In [39]:
import pandas as pd
from sklearn.preprocessing import LabelEncoder
from sklearn.model_selection import cross_validate
import numpy as np

In [21]:
df = pd.read_csv('./Data/TwitterDataset.csv',index_col=0)
df.head()

Unnamed: 0,created_at,default_profile,default_profile_image,description,favourites_count,followers_count,friends_count,geo_enabled,id,lang,location,profile_background_image_url,profile_image_url,screen_name,statuses_count,verified,average_tweets_per_day,account_age_days,account_type
0,15/10/16 21:32,False,False,"Blame @xaiax, Inspired by @MakingInvisible, us...",4,1589,4,False,7.87406e+17,en,unknown,http://abs.twimg.com/images/themes/theme1/bg.png,http://pbs.twimg.com/profile_images/7874121826...,best_in_dumbest,11041,False,7.87,1403,bot
1,09/11/16 5:01,False,False,Photographing the American West since 1980. I ...,536,860,880,False,7.96216e+17,en,Estados Unidos,http://abs.twimg.com/images/themes/theme1/bg.png,http://pbs.twimg.com/profile_images/8023296328...,CJRubinPhoto,252,False,0.183,1379,human
2,17/06/17 5:34,False,False,Scruffy looking nerf herder and @twitch broadc...,3307,172,594,True,8.7595e+17,en,"Los Angeles, CA",http://abs.twimg.com/images/themes/theme1/bg.png,http://pbs.twimg.com/profile_images/1278890453...,SVGEGENT,1001,False,0.864,1159,human
3,21/07/16 13:32,True,False,Wife.Godmother.Friend.Feline Fanatic! Assistan...,8433,517,633,True,7.5612e+17,en,"Birmingham, AL",,http://pbs.twimg.com/profile_images/1284884924...,TinkerVHELPK5,1324,False,0.889,1489,human
4,15/01/12 16:32,False,False,Loan coach at @mancity & Aspiring DJ,88,753678,116,True,464781300.0,en,"England, United Kingdom",http://abs.twimg.com/images/themes/theme1/bg.png,http://pbs.twimg.com/profile_images/9952566258...,JoleonLescott,4202,True,1.339,3138,human



## Dropping useless columns

In [47]:
remove = ['location', 'screen_name', 'created_at' , 'profile_image_url', 'profile_background_image_url', 'id', 'description']
df.drop(remove, inplace= True, axis=1)
df.head()

Unnamed: 0,default_profile,default_profile_image,favourites_count,followers_count,friends_count,geo_enabled,lang,statuses_count,verified,average_tweets_per_day,account_age_days,account_type
0,False,False,4,1589,4,False,9,11041,False,7.87,1403,0
1,False,False,536,860,880,False,9,252,False,0.183,1379,1
2,False,False,3307,172,594,True,9,1001,False,0.864,1159,1
3,True,False,8433,517,633,True,9,1324,False,0.889,1489,1
4,False,False,88,753678,116,True,9,4202,True,1.339,3138,1


In [48]:
#Label Encoding language column
df['lang'] = LabelEncoder().fit_transform(df['lang'])
df['account_type'] = LabelEncoder().fit_transform(df['account_type'])
# 0 - Bot 1 - Human
df.head()

Unnamed: 0,default_profile,default_profile_image,favourites_count,followers_count,friends_count,geo_enabled,lang,statuses_count,verified,average_tweets_per_day,account_age_days,account_type
0,False,False,4,1589,4,False,9,11041,False,7.87,1403,0
1,False,False,536,860,880,False,9,252,False,0.183,1379,1
2,False,False,3307,172,594,True,9,1001,False,0.864,1159,1
3,True,False,8433,517,633,True,9,1324,False,0.889,1489,1
4,False,False,88,753678,116,True,9,4202,True,1.339,3138,1


## Splitting twitter df into training and testing

In [49]:
training_data = df.sample(frac=0.67, random_state=25)
testing_data = df.drop(training_data.index)
print(f"No. of training examples: {training_data.shape[0]}")
print(f"No. of testing examples: {testing_data.shape[0]}")

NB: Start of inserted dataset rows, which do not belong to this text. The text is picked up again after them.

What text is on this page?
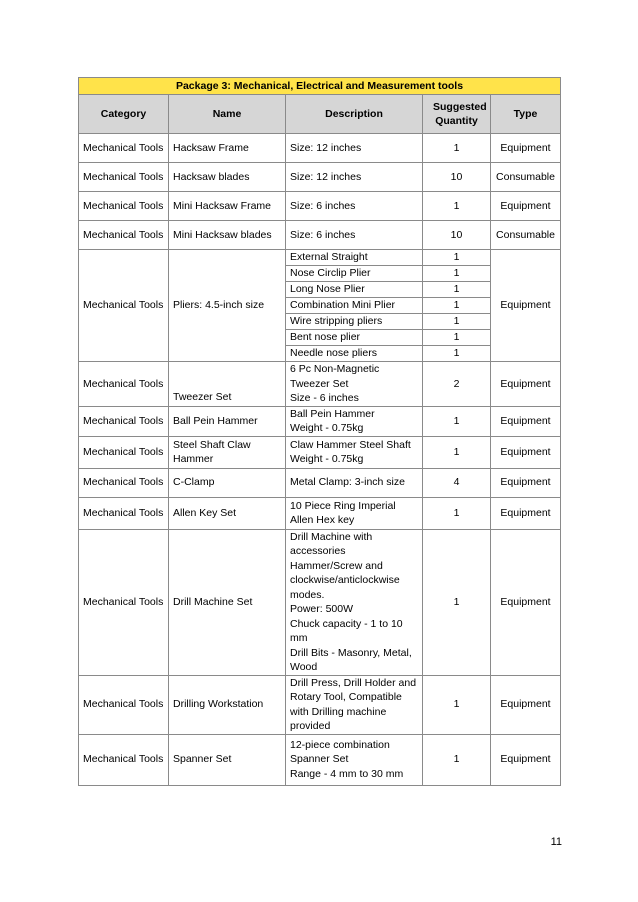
Package 3: Mechanical, Electrical and Measurement tools				
Category	Name	Description	Suggested Quantity	Type
Mechanical Tools	Hacksaw Frame	Size: 12 inches	1	Equipment
Mechanical Tools	Hacksaw blades	Size: 12 inches	10	Consumable
Mechanical Tools	Mini Hacksaw Frame	Size: 6 inches	1	Equipment
Mechanical Tools	Mini Hacksaw blades	Size: 6 inches	10	Consumable
Mechanical Tools	Pliers: 4.5-inch size	External Straight	1	Equipment
		Nose Circlip Plier	1	
		Long Nose Plier	1	
		Combination Mini Plier	1	
		Wire stripping pliers	1	
		Bent nose plier	1	
		Needle nose pliers	1	
Mechanical Tools	Tweezer Set	6 Pc Non-Magnetic Tweezer Set
Size - 6 inches	2	Equipment
Mechanical Tools	Ball Pein Hammer	Ball Pein Hammer
Weight - 0.75kg	1	Equipment
Mechanical Tools	Steel Shaft Claw Hammer	Claw Hammer Steel Shaft
Weight - 0.75kg	1	Equipment
Mechanical Tools	C-Clamp	Metal Clamp: 3-inch size	4	Equipment
Mechanical Tools	Allen Key Set	10 Piece Ring Imperial Allen Hex key	1	Equipment
Mechanical Tools	Drill Machine Set	Drill Machine with accessories
Hammer/Screw and clockwise/anticlockwise modes.
Power: 500W
Chuck capacity - 1 to 10 mm
Drill Bits - Masonry, Metal, Wood	1	Equipment
Mechanical Tools	Drilling Workstation	Drill Press, Drill Holder and Rotary Tool, Compatible with Drilling machine provided	1	Equipment
Mechanical Tools	Spanner Set	12-piece combination Spanner Set
Range - 4 mm to 30 mm	1	Equipment
11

No. of training examples: 25083
No. of testing examples: 12355


In [50]:
def load_train_data():
    X_train = training_data.drop(columns='account_type')
    y_train = training_data['account_type']
    
    return X_train, y_train

def load_test_data():
    X_test = testing_data.drop(columns='fake')
    y_test = testing_data['fake']
    
    return X_test, y_test

In [51]:
def get_classifier_cv_score(model, X, y, scoring='accuracy', cv=7):
    scores = cross_validate(model, X, y, cv=cv, scoring=scoring, return_train_score=True)
    train_scores = scores['train_score']
    val_scores = scores['test_score']
    
    train_mean = np.mean(train_scores)
    val_mean = np.mean(val_scores)
    
    return train_mean, val_mean

In [52]:
from sklearn.linear_model import LogisticRegression
from sklearn.ensemble import RandomForestClassifier, GradientBoostingClassifier
from sklearn.svm import SVC
from sklearn.naive_bayes import GaussianNB

model_list = [LogisticRegression(max_iter=600),
              SVC(), 
              GaussianNB(),
              RandomForestClassifier(random_state=55),
              GradientBoostingClassifier(random_state=56)]

train_scores = []
val_scores = []

X_train, y_train = load_train_data()
for model in model_list:
    train, val = get_classifier_cv_score(model, X_train, y_train,'average_precision')
    train_scores.append(train)
    val_scores.append(val)
    
models_score = sorted(list(zip(val_scores, train_scores, model_list)), reverse=True)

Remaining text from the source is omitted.